There is a time, however, when India is not safe. It is when we are talking in groups of people or better yet mobs of people. In India, nobody openly commits violent crime alone in public. Nobody walks up to you with a gun and says, “give me your money, bitch” like the people on The Wire do. It just doesn’t really happen that often.
However, if a mob of people get together they will do pretty much whatever they like in India. There is a strange tacit belief in India that in a mob of people you are somehow not responsible individually for your actions or the mob’s actions. If the entire bus is raping the girl then it doesn’t really matter if you do too. The mobs in the London Riots collectively felt similarly and were surprised when this wasn’t the case.
When I see a mob of angry people in India I get away and quickly. If that mob wants to kill somebody, then the mob seems to be allowed to do so. Unless, one person can be singled out easily, no politician or policeman will actually go after the entire mob which might very well be somebody’s voting base. This is why, in the 90’s, we had all sorts of violent murders in Mumbai carried out by angry mobs, in a good old fashioned neighborhood genocide, and nobody was really prosecuted for their crimes.
The bus rape is a similiar situation where the mob believes it can do whatever it wants and get away with it.
There is also a strange belief in India that if the girl has already been “devirginized” once and and lost her purity then she is "spoiled’ and you can treat her body like that of a dead crack whore. A second rape somehow doesn’t matter, nor a third, nor a forth once the first one is out of the way. The subsequent gang rapes somehow don’t matter as much as the first one. The woman is effectively the house with a broken window after the first rape and everyone is allowed to desecrate her now that her purity is lost.
I’ll never forget the Indian guy on NBC’s “To Catch a Predator” who gets caught red-handed soliciting sex online from a 13 year old girl. His defense is, “She told me she is not a wirgin [sic] anymore,” implying that she is already “spoiled” and therefore having sex with her doesn’t matter even though she is massively underage. This logic seems to work in India, but not so much on US TV.

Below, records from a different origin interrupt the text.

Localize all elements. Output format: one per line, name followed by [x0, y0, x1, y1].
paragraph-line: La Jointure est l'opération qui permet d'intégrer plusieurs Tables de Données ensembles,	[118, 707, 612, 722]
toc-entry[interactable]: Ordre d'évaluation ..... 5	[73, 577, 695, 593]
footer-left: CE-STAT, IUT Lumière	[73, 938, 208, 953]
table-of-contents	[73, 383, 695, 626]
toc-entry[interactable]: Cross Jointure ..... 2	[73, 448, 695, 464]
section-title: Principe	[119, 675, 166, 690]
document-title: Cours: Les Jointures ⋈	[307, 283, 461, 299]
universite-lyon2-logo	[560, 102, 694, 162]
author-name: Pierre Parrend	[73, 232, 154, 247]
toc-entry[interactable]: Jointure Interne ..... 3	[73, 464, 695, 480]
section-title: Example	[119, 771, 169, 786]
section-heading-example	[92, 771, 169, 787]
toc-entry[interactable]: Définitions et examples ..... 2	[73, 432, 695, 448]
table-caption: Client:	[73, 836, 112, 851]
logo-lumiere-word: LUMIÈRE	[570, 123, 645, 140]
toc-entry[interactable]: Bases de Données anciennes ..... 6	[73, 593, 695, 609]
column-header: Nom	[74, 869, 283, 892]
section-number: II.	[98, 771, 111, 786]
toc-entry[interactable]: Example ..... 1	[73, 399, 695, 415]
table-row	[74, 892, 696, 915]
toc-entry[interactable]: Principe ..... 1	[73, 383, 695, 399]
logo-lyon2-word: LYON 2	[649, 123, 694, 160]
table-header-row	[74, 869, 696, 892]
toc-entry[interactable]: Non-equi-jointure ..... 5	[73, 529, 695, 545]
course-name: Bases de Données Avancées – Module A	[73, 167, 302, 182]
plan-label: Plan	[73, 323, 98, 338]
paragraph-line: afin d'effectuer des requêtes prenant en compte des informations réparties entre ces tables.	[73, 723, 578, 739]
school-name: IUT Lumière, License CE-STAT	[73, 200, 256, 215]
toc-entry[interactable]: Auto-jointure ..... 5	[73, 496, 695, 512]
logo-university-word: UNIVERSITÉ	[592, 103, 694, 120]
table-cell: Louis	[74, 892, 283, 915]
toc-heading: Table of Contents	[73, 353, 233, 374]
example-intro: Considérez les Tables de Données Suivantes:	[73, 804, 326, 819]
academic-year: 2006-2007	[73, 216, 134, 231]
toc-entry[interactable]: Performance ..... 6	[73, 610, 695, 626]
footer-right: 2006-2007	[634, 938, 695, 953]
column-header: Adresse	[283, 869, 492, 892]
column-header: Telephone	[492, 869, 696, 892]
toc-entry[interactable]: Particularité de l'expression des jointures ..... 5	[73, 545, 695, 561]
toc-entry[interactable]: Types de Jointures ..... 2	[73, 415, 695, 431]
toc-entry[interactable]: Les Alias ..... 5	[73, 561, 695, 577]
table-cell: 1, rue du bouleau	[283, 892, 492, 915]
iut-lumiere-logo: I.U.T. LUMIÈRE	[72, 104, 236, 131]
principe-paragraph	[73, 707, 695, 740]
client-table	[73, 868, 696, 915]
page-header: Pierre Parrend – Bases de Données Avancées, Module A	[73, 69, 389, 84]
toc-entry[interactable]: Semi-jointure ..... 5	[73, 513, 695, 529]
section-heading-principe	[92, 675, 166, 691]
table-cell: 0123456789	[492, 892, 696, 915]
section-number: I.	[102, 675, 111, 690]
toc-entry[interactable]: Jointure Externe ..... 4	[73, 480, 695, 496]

On the bus, If there were just one rapist then it would be easy to punish just that one guy. But because there were many it seems difficult to assign blame to the entire group and also difficult to decide how to equitably assign blame. Furthermore, for the rapists, who are sexually frustrated, they see themselves as somehow less culpable than if they were to go out and rape one woman on their own. The Indian herd mentality somehow means that this is acceptable behaviour. To the extent that nobody thought to stop them. Some apparently, even joined in. I doubt that these guys would be willing to commit the crime on their own.
The message that your average North Indian male needs to get from this, at least the one that the media is hoping that people will get, is that, “Yes, you are responsible if you are involved in this in any way. Equally responsible as the first guy.”